THE autobiography of former Saints full back Steve Prescott will be published in August after his wife Linzi wrote the final two chapters of an emotional, inspirational and often heart-rending story.
Cancer battler Steve, who died last November after complications from a multi-organ transplant, began writing his life story in 2007.
In the book, entitled One in a Million, Steve describes growing up in St Helens, signing for his home town team and the highs and lows top level of rugby league.
But it is much more than a sports book, with as much space devoted to battling cancer and testing himself and inspiring others with a series of gruelling challenges.
Linzi explained: "At first Stephen just wanted to tell his story after being diagnosed with cancer and what he had been through, but in the end it became so personal to him and he really enjoyed doing it and he really put a lot of time and effort into it.

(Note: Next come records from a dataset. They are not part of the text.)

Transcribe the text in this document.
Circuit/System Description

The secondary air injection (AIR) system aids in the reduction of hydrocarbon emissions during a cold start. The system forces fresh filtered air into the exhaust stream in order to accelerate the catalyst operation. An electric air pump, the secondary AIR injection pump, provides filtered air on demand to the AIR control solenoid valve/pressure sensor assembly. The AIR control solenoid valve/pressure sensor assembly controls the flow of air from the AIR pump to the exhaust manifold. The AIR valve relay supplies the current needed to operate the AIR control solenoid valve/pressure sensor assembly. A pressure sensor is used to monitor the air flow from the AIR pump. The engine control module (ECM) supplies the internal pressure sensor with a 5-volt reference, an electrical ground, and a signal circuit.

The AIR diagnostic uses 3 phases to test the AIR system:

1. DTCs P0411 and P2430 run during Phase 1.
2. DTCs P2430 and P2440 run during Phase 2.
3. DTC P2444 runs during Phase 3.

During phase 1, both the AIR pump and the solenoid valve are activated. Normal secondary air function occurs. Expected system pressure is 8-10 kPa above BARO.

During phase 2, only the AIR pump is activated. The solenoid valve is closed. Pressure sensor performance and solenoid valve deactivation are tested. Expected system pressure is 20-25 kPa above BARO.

"During all the time he was having chemotherapy during his last treatment at The Christie he used to the work on his book, edit it and make sure he was getting it right - and it helped him take his mind off things.

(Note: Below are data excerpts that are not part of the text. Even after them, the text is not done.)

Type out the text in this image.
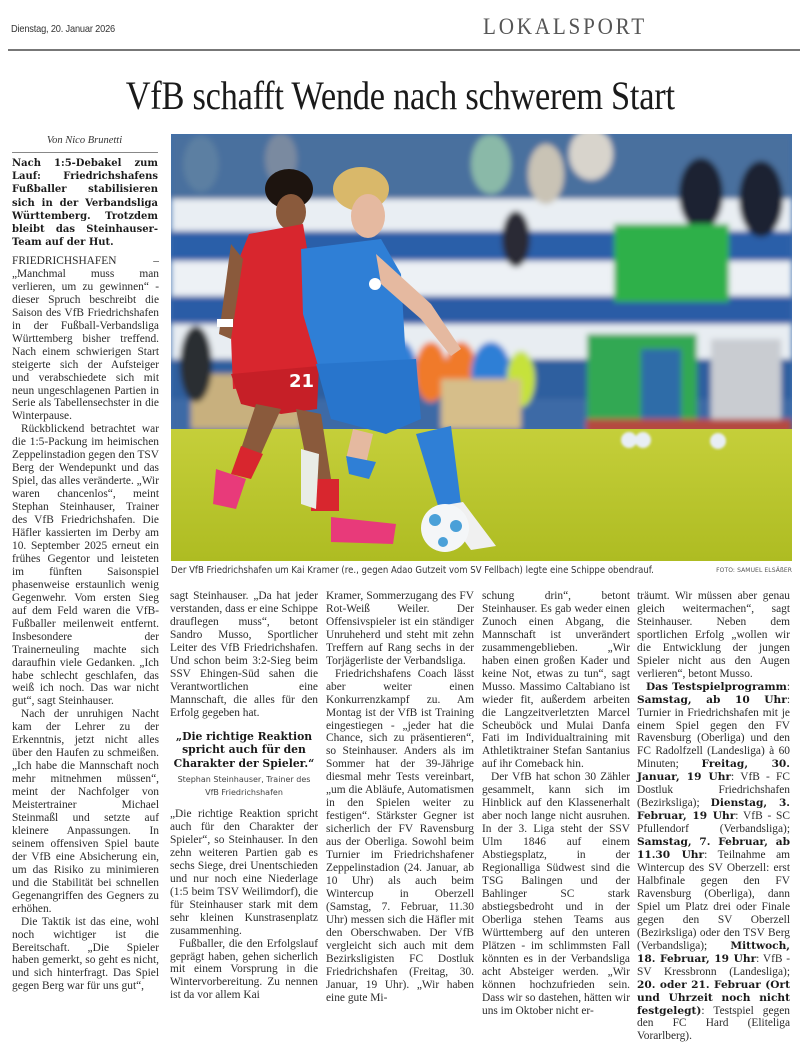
Dienstag, 20. Januar 2026	LOKALSPORT
VfB schafft Wende nach schwerem Start
Von Nico Brunetti
Nach 1:5-Debakel zum Lauf: Friedrichshafens Fußballer stabilisieren sich in der Verbandsliga Württemberg. Trotzdem bleibt das Steinhauser-Team auf der Hut.

FRIEDRICHSHAFEN	– „Manchmal muss man verlieren, um zu gewinnen“ - dieser Spruch beschreibt die Saison des VfB Friedrichshafen in der Fußball-Verbandsliga Württemberg bisher treffend. Nach einem schwierigen Start steigerte sich der Aufsteiger und verabschiedete sich mit neun ungeschlagenen Partien in Serie als Tabellensechster in die Winterpause.

Rückblickend betrachtet war die 1:5-Packung im heimischen Zeppelinstadion gegen den TSV Berg der Wendepunkt und das Spiel, das alles veränderte. „Wir waren chancenlos“, meint Stephan Steinhauser, Trainer des VfB Friedrichshafen. Die Häfler kassierten im Derby am 10. September 2025 erneut ein frühes Gegentor und leisteten im fünften Saisonspiel phasenweise erstaunlich wenig Gegenwehr. Vom ersten Sieg auf dem Feld waren die VfB-Fußballer meilenweit entfernt. Insbesondere der Trainerneuling machte sich daraufhin viele Gedanken. „Ich habe schlecht geschlafen, das weiß ich noch. Das war nicht gut“, sagt Steinhauser.

Nach der unruhigen Nacht kam der Lehrer zu der Erkenntnis, jetzt nicht alles über den Haufen zu schmeißen. „Ich habe die Mannschaft noch mehr mitnehmen müssen“, meint der Nachfolger von Meistertrainer Michael Steinmaßl und setzte auf kleinere Anpassungen. In seinem offensiven Spiel baute der VfB eine Absicherung ein, um das Risiko zu minimieren und die Stabilität bei schnellen Gegenangriffen des Gegners zu erhöhen.

Die Taktik ist das eine, wohl noch wichtiger ist die Bereitschaft. „Die Spieler haben gemerkt, so geht es nicht, und sich hinterfragt. Das Spiel gegen Berg war für uns gut“,

21
Der VfB Friedrichshafen um Kai Kramer (re., gegen Adao Gutzeit vom SV Fellbach) legte eine Schippe obendrauf.	FOTO: SAMUEL ELSÄßER

sagt Steinhauser. „Da hat jeder verstanden, dass er eine Schippe drauflegen muss“, betont Sandro Musso, Sportlicher Leiter des VfB Friedrichshafen. Und schon beim 3:2-Sieg beim SSV Ehingen-Süd sahen die Verantwortlichen eine Mannschaft, die alles für den Erfolg gegeben hat.

„Die richtige Reaktion spricht auch für den Charakter der Spieler.“
Stephan Steinhauser, Trainer des VfB Friedrichshafen

„Die richtige Reaktion spricht auch für den Charakter der Spieler“, so Steinhauser. In den zehn weiteren Partien gab es sechs Siege, drei Unentschieden und nur noch eine Niederlage (1:5 beim TSV Weilimdorf), die für Steinhauser stark mit dem sehr kleinen Kunstrasenplatz zusammenhing.

Fußballer, die den Erfolgslauf geprägt haben, gehen sicherlich mit einem Vorsprung in die Wintervorbereitung. Zu nennen ist da vor allem Kai

Kramer, Sommerzugang des FV Rot-Weiß Weiler. Der Offensivspieler ist ein ständiger Unruheherd und steht mit zehn Treffern auf Rang sechs in der Torjägerliste der Verbandsliga.

Friedrichshafens Coach lässt aber weiter einen Konkurrenzkampf zu. Am Montag ist der VfB ist Training eingestiegen - „jeder hat die Chance, sich zu präsentieren“, so Steinhauser. Anders als im Sommer hat der 39-Jährige diesmal mehr Tests vereinbart, „um die Abläufe, Automatismen in den Spielen weiter zu festigen“. Stärkster Gegner ist sicherlich der FV Ravensburg aus der Oberliga. Sowohl beim Turnier im Friedrichshafener Zeppelinstadion (24. Januar, ab 10 Uhr) als auch beim Wintercup in Oberzell (Samstag, 7. Februar, 11.30 Uhr) messen sich die Häfler mit den Oberschwaben. Der VfB vergleicht sich auch mit dem Bezirksligisten FC Dostluk Friedrichshafen (Freitag, 30. Januar, 19 Uhr). „Wir haben eine gute Mi-

schung drin“, betont Steinhauser. Es gab weder einen Zunoch einen Abgang, die Mannschaft ist unverändert zusammengeblieben. „Wir haben einen großen Kader und keine Not, etwas zu tun“, sagt Musso. Massimo Caltabiano ist wieder fit, außerdem arbeiten die Langzeitverletzten Marcel Scheuböck und Mulai Danfa Fati im Individualtraining mit Athletiktrainer Stefan Santanius auf ihr Comeback hin.

Der VfB hat schon 30 Zähler gesammelt, kann sich im Hinblick auf den Klassenerhalt aber noch lange nicht ausruhen. In der 3. Liga steht der SSV Ulm 1846 auf einem Abstiegsplatz, in der Regionalliga Südwest sind die TSG Balingen und der Bahlinger SC stark abstiegsbedroht und in der Oberliga stehen Teams aus Württemberg auf den unteren Plätzen - im schlimmsten Fall könnten es in der Verbandsliga acht Absteiger werden. „Wir können hochzufrieden sein. Dass wir so dastehen, hätten wir uns im Oktober nicht er-

träumt. Wir müssen aber genau gleich weitermachen“, sagt Steinhauser. Neben dem sportlichen Erfolg „wollen wir die Entwicklung der jungen Spieler nicht aus den Augen verlieren“, betont Musso.

Das Testspielprogramm: Samstag, ab 10 Uhr: Turnier in Friedrichshafen mit je einem Spiel gegen den FV Ravensburg (Oberliga) und den FC Radolfzell (Landesliga) à 60 Minuten; Freitag, 30. Januar, 19 Uhr: VfB - FC Dostluk Friedrichshafen (Bezirksliga); Dienstag, 3. Februar, 19 Uhr: VfB - SC Pfullendorf (Verbandsliga); Samstag, 7. Februar, ab 11.30 Uhr: Teilnahme am Wintercup des SV Oberzell: erst Halbfinale gegen den FV Ravensburg (Oberliga), dann Spiel um Platz drei oder Finale gegen den SV Oberzell (Bezirksliga) oder den TSV Berg (Verbandsliga); Mittwoch, 18. Februar, 19 Uhr: VfB - SV Kressbronn (Landesliga); 20. oder 21. Februar (Ort und Uhrzeit noch nicht festgelegt): Testspiel gegen den FC Hard (Eliteliga Vorarlberg).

"He worked on it since 2007 and was quite passionate about it in the end, because he really wanted to tell his story and wanted to make sure people got it from him.
"It is certainly not a normal sporting book, it is the whole picture. As well as his rugby career, it will tell the readers in detail what he has been through from the diagnosis in 2006 through to the transplant in 2013.
"It is a very personal book, told in his words, which people will know as soon as they read it - they will hear Stephen's voice."
Linzi has written the last two chapters - and that was always the plan irrespective of the outcome of Steve's multi-organ transplant last autumn.
Linzi explained that there were two big reasons behind that decision.
"It was Stephen's idea that I was always going to write the last chapter while he was in theatre because we knew it was going to be a long haul and he wanted me to take my mind off that," she said.
"But he also wanted me to have my input and put my point of view, because people forget what the partner goes through and it will be good for other people who are going through the same things as what we went through.
"There are funny stories from his rugby days in there too, and Stephen was always a positive person and there is a lot of positivity in the book, but it is also quite emotional as well."